En raison du coût élevé de la manipulation des lettres de change, les banques s’efforcent, depuis quelques années, de développer l’usage de nouvelles formes de crédit permettant d’alléger les travaux administratifs. Deux techniques nouvelles ont été instituées à cet effet.

Le crédit de mobilisation des créances commerciales (C.M.C.C.)

Le C.M.C.C. repose sur deux idées : regrouper en un seul effet de commerce le règlement de plusieurs factures d’échéances voisines, car, parmi les 250 millions de traites émises chaque année, plus de la moitié sont d’un montant inférieur à 100 F ; faire recouvrer par l’entreprise elle même, ses créances sur les clients (sans passer par l’intermédiaire des banques).

Dans la procédure du C.M.C.C., après facturation à ses clients, l’entreprise regroupe toutes les factures dont les échéances de paiements ont moins de dix jours d’écart, et elle crée, pour leur montant global, un seul billet à ordre escompté par le banquier. A l’échéance les clients règlent, en général par chèque, l’entreprise émettrice du billet à ordre qui remboursera ainsi la banque.

Le C.M.C.C. n’a pas rencontré la faveur des entreprises. D’où la création récente de la lettre de change relevé qui met à profit les ressources de l’informatique.

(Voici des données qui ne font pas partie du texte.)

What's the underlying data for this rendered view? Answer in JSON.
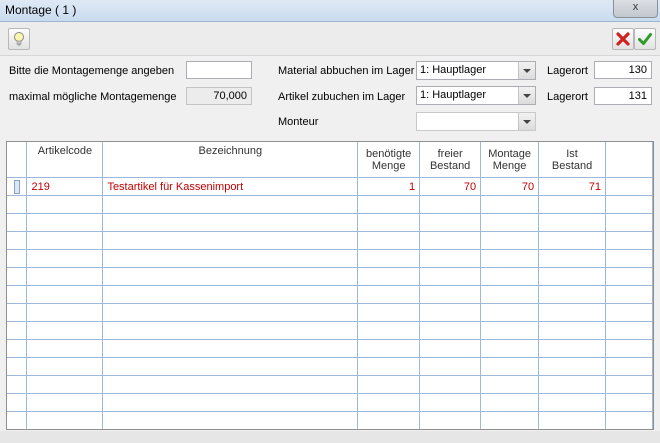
{
  "window": {
    "title": "Montage ( 1 )",
    "close_glyph": "x"
  },
  "toolbar": {
    "left_icon": "lightbulb-icon",
    "cancel_icon": "red-x-icon",
    "ok_icon": "green-check-icon"
  },
  "form": {
    "montagemenge_label": "Bitte die Montagemenge angeben",
    "montagemenge_value": "",
    "max_label": "maximal mögliche Montagemenge",
    "max_value": "70,000",
    "material_label": "Material abbuchen im Lager",
    "material_value": "1: Hauptlager",
    "artikel_label": "Artikel zubuchen im Lager",
    "artikel_value": "1: Hauptlager",
    "monteur_label": "Monteur",
    "monteur_value": "",
    "lagerort1_label": "Lagerort",
    "lagerort1_value": "130",
    "lagerort2_label": "Lagerort",
    "lagerort2_value": "131"
  },
  "grid": {
    "headers": {
      "artikelcode": "Artikelcode",
      "bezeichnung": "Bezeichnung",
      "benoetigte": [
        "benötigte",
        "Menge"
      ],
      "freier": [
        "freier",
        "Bestand"
      ],
      "montage": [
        "Montage",
        "Menge"
      ],
      "ist": [
        "Ist",
        "Bestand"
      ]
    },
    "rows": [
      {
        "artikelcode": "219",
        "bezeichnung": "Testartikel für Kassenimport",
        "benoetigte": "1",
        "freier": "70",
        "montage": "70",
        "ist": "71"
      }
    ],
    "empty_rows": 13
  }
}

La lettre de change relevé (L.C.R.)

La L.C.R. a pour objet, tout en maintenant les avantages de la lettre de change, de supprimer les manipulations.
Elle repose, également, sur deux idées : ne pas faire circuler matériellement les traites ; recourir à l’informatique pour automatiser les opérations.

La L.C.R., un document analogue à une lettre de change ordinaire, est remplie par le créancier et comporte, outre les indications habituelles d’une traite, le relevé d’identité bancaire du tiré, c’est à dire son numéro de compte, le code de son agence et le code de sa banque. Ceci revient à inscrire deux fois la domiciliation du tiré : en clair, puis selon le code bancaire.

La L.C.R. est transmise par le tireur à sa banque qui, grâce aux codes bancaires, enregistre sur bande magnétique les diverses LC.R. reçues.

Les bandes magnétiques des diverses banques sont ensuite traitées par l’ordinateur de compensation. Chaque banque, à l’issue de ce traitement, reçoit une bande magnétique regroupant les L.C.R., dont ses clients sont les tirés.

La banque du tiré adresse ensuite à ce dernier un « relevé de lettres de change à payer », toujours édité par un ordinateur.

Le tiré retourne ensuite à sa banque ce relevé muni de son acceptation. La banque débite alors à l’échéance son compte du montant correspondant. Ainsi les traites ne circulent plus ; elles restent chez le banquier du tireur.